Watching livestreamed riots last night, fire and mayhem in fuzzy rectangles, I thought of Don Henley's 1985 hit: "Molotov cocktail, the local drink / And all she wants to do is dance, dance."
I miss a dance floor. I miss the bodies, the sweat, big speakers blowing the bass through my body. The mass movement. I miss being one droplet in a surge, subsuming myself in the wave.
I also thought of Sublime: "You were sitting home, watching your TV / While I was participatin' in some anarchy."
I could go to Oscar Grant Plaza tonight, but I won't. My fiancé would worry, and I'm in a stringently cautious social "pod". Even in the Before Times I wouldn't have gone, although the urge is perennial. Rowdy protests are beguilingly intense.
"With red lights flashing, time to retire / And then we turned that liquor store into a structure fire." Wait, I thought it was a Target? Heck, all of the above.
'Cause everybody in the hood has had it up to here
It's getting hotter, and hotter and harder, each and every year
Some kids went in a store with their mother
I saw her when she came out, she was getting some Pampers
They said it was for the black man
They said it was for the Mexican, and not for the white man
But if you look at the street, it wasn't about Rodney King
And this fucked up situation, and these fucked up police
It's about coming up and staying on top
And screaming, "187 on a motherfuckin' cop"
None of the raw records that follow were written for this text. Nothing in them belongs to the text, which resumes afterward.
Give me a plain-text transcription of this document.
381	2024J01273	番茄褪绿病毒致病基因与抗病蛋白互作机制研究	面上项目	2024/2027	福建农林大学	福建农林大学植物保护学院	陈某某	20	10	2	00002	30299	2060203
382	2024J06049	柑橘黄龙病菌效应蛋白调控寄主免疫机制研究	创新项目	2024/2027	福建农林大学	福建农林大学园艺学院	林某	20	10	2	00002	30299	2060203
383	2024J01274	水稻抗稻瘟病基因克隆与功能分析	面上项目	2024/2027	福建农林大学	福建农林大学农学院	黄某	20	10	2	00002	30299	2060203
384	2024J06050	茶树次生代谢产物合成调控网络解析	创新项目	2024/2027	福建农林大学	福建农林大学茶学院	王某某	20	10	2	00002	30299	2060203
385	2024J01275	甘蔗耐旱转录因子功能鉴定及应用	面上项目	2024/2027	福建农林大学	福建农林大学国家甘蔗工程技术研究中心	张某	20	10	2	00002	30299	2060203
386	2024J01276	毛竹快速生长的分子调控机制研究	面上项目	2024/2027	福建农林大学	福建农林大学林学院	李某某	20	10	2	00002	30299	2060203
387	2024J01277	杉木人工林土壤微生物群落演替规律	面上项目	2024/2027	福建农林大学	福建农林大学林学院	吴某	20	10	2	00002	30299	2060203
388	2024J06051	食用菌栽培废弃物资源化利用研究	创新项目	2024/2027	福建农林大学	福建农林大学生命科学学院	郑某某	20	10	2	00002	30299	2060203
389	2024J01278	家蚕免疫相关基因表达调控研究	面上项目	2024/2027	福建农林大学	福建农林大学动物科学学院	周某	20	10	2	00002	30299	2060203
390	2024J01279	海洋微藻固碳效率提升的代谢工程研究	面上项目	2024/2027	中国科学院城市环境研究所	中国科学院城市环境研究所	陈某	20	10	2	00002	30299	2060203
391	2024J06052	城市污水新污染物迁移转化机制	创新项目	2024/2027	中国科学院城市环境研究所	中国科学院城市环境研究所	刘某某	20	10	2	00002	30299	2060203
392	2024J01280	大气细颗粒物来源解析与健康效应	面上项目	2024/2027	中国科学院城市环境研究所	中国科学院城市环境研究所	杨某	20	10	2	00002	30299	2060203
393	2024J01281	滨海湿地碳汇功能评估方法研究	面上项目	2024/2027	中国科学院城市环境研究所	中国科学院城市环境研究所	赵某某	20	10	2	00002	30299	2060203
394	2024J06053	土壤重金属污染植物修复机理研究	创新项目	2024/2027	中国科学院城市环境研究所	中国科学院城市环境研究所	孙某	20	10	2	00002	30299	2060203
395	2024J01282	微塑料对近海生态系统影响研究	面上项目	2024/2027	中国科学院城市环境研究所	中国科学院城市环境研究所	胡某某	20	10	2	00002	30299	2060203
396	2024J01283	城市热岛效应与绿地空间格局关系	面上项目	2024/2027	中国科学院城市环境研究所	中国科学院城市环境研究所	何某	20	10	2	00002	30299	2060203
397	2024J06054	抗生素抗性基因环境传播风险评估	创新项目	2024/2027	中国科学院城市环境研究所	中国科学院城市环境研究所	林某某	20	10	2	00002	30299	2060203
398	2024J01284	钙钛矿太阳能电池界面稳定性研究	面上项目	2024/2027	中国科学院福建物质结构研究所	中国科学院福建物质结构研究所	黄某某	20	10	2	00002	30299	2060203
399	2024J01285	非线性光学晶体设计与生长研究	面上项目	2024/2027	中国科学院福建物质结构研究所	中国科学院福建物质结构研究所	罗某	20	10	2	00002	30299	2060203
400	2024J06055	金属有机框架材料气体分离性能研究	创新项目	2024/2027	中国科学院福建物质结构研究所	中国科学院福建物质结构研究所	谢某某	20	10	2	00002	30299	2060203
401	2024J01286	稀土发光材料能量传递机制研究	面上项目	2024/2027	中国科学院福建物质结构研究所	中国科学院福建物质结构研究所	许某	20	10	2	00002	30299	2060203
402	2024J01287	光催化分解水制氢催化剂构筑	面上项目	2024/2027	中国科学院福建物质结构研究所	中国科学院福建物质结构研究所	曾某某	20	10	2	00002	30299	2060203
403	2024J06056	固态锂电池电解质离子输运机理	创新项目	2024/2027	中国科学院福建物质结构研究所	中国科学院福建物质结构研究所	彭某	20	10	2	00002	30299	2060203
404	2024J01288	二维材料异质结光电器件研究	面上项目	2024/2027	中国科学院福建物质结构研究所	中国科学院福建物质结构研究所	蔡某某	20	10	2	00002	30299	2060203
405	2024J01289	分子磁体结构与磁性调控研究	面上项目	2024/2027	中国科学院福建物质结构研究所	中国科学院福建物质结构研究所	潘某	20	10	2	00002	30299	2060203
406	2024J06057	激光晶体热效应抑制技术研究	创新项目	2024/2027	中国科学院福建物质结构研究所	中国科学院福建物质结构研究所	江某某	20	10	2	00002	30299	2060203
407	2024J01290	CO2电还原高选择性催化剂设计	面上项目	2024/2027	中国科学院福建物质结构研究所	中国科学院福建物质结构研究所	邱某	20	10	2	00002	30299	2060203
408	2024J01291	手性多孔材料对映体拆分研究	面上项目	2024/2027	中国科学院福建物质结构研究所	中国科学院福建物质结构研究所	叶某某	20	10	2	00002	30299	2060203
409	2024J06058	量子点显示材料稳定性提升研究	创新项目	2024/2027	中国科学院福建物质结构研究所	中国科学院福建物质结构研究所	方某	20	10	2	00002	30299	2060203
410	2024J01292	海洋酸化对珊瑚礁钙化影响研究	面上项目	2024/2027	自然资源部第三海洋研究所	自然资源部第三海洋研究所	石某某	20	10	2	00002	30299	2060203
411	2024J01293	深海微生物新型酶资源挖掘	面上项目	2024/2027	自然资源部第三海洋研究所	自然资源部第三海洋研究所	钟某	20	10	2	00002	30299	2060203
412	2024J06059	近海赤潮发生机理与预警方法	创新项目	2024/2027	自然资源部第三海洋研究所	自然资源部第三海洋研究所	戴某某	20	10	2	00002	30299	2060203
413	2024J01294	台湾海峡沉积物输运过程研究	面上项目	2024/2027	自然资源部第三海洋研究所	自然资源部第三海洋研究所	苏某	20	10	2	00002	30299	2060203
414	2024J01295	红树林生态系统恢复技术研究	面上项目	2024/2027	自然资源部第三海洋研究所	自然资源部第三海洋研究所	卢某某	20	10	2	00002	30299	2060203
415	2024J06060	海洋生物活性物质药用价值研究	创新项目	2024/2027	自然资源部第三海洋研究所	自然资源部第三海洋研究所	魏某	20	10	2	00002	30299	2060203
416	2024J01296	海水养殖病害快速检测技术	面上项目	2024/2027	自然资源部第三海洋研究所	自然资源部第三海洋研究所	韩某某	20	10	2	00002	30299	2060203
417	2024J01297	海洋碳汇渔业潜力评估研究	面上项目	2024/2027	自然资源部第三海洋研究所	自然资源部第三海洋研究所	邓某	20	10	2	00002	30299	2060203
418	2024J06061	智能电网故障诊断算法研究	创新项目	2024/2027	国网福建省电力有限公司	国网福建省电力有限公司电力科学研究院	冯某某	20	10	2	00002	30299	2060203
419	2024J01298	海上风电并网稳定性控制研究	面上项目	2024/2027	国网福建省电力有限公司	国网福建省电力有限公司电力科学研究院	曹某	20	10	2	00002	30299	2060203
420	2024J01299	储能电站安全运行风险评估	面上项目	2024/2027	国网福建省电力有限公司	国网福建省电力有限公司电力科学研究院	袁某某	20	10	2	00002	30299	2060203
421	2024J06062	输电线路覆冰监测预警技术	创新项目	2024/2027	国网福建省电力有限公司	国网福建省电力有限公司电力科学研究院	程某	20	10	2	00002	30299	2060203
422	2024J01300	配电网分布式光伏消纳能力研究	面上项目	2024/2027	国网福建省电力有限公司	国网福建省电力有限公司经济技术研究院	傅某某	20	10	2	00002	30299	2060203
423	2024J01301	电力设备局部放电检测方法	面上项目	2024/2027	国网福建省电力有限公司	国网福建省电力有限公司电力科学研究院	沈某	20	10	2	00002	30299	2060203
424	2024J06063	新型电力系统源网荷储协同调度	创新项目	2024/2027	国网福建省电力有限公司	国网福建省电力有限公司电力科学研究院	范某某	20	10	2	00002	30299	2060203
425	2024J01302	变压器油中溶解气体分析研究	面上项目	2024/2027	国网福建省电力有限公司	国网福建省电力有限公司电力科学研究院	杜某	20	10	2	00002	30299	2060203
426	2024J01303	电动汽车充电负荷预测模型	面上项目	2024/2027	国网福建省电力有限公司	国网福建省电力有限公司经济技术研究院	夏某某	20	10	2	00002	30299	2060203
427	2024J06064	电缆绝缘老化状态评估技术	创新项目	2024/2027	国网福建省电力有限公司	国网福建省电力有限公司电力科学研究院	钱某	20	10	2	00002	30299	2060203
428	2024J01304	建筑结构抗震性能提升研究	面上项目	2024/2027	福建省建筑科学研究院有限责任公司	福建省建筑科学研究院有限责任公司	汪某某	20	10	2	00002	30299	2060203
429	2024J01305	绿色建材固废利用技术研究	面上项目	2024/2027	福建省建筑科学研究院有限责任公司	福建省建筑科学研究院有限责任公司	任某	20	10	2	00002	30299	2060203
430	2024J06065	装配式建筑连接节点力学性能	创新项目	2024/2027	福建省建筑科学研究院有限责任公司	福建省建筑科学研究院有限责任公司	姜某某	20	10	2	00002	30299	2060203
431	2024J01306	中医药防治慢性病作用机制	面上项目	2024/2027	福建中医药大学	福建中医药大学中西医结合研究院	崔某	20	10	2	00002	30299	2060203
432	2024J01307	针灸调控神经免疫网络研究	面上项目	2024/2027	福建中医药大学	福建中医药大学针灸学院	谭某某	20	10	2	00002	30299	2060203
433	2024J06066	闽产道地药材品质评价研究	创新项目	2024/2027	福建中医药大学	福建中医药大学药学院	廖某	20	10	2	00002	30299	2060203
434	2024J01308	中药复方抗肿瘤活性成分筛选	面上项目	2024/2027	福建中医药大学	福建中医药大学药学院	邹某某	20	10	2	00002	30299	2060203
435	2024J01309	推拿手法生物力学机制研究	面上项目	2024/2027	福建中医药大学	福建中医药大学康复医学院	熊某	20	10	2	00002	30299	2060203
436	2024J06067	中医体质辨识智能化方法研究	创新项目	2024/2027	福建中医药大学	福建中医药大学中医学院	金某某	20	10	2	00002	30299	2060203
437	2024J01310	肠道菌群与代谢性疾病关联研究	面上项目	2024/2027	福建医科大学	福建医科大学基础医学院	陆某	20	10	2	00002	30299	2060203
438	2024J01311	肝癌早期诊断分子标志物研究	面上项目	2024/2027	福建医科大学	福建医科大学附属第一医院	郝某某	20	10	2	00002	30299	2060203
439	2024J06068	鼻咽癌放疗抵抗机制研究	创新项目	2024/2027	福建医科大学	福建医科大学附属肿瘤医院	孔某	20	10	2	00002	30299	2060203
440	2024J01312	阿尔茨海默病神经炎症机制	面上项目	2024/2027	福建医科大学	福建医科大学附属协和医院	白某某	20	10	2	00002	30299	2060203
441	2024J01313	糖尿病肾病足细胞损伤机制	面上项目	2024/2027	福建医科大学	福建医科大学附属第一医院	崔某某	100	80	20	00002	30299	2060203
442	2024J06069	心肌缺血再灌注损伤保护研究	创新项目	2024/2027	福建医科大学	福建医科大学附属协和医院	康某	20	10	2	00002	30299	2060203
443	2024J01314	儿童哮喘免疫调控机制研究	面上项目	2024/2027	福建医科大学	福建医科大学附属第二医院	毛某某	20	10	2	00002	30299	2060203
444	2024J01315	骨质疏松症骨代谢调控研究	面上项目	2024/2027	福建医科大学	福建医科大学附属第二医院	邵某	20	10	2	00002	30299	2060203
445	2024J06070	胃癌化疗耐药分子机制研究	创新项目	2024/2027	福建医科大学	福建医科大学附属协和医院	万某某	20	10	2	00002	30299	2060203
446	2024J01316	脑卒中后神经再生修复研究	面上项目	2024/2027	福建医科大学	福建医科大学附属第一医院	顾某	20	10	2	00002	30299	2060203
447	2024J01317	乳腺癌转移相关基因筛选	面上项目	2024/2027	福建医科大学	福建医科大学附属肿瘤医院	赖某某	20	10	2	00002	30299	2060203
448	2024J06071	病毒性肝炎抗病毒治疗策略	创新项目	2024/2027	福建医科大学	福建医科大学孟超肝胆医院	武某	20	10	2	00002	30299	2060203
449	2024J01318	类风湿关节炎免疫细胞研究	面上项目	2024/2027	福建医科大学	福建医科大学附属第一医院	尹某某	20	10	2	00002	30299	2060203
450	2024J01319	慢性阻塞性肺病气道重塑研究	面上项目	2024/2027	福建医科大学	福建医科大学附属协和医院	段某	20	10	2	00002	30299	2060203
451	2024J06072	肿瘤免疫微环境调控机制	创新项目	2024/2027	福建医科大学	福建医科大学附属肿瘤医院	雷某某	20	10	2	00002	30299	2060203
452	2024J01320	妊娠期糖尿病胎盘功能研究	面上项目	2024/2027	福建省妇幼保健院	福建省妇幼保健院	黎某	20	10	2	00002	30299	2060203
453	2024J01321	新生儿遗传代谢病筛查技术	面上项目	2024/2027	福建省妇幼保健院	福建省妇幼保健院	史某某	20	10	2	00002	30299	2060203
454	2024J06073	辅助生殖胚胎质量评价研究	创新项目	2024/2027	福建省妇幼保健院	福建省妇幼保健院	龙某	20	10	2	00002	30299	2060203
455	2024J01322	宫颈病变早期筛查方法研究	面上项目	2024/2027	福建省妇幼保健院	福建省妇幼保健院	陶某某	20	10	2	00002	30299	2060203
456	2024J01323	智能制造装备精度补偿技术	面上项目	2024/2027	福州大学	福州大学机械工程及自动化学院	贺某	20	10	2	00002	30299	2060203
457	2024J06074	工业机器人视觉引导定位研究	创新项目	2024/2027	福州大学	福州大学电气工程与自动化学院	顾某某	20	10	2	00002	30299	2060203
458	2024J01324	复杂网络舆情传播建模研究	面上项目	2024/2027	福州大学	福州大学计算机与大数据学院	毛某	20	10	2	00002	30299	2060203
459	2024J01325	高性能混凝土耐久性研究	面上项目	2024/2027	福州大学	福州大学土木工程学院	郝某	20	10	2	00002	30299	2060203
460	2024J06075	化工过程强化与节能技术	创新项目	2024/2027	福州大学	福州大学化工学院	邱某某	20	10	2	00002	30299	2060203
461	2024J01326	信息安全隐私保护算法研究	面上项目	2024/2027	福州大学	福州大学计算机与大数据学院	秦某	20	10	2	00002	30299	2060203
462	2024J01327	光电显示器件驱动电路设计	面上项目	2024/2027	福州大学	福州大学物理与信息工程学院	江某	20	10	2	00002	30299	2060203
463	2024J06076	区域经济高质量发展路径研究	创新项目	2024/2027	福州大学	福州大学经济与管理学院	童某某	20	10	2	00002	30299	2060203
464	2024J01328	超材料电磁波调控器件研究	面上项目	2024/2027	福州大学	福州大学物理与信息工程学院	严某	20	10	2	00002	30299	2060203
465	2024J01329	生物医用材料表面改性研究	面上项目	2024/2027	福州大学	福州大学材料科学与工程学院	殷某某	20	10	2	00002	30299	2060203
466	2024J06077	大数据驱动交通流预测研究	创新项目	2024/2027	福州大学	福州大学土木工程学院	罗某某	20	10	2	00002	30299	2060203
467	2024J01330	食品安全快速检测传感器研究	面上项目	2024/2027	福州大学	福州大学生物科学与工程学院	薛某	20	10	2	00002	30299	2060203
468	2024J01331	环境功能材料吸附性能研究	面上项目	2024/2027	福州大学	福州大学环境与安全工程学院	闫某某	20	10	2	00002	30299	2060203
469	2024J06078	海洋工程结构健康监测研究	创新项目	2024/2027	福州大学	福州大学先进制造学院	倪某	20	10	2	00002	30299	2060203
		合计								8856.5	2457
It's not in the paper, it's on the wall
Smoke from all around
187 is murder in the California Penal Code.
It's a bridge too far. A straw breaking the camel's back. The center cannot hold.
Some contend that a mob is too incoherent to send that message — Up With This We Will Not Put. I think it's the opposite. Mobs are too incoherent to send any other message. Rioting is communal frustration made deluge. A riot says, "Appease us or else." That's all; crude but clear.
People want to blame agents provocateur (a real phenomenon, to be clear) or antifa or what-have-you. They want to debate the strategic valence of rioting, and point fingers at suspected orchestrators. I understand the impulse, and it's true that opportunists are rampant whenever Eris blows through town... with Nemesis in tow, more often than not.
Pillaging is an ancestral human behavior. Despite the self-domestication that comprises "society," I don't think we'll ever relinquish our capacity for direct — and yes, wanton — destruction. It's too effective. The vexing asymmetry of effort versus creation is what renders smash-and-grab civil unrest so potent.
"There is a reason for every war and a war for every reason," a man once wrote, reflecting on the atrocities familiar to him. "I was terrified. I was ashamed, and I couldn't wait for it to happen again."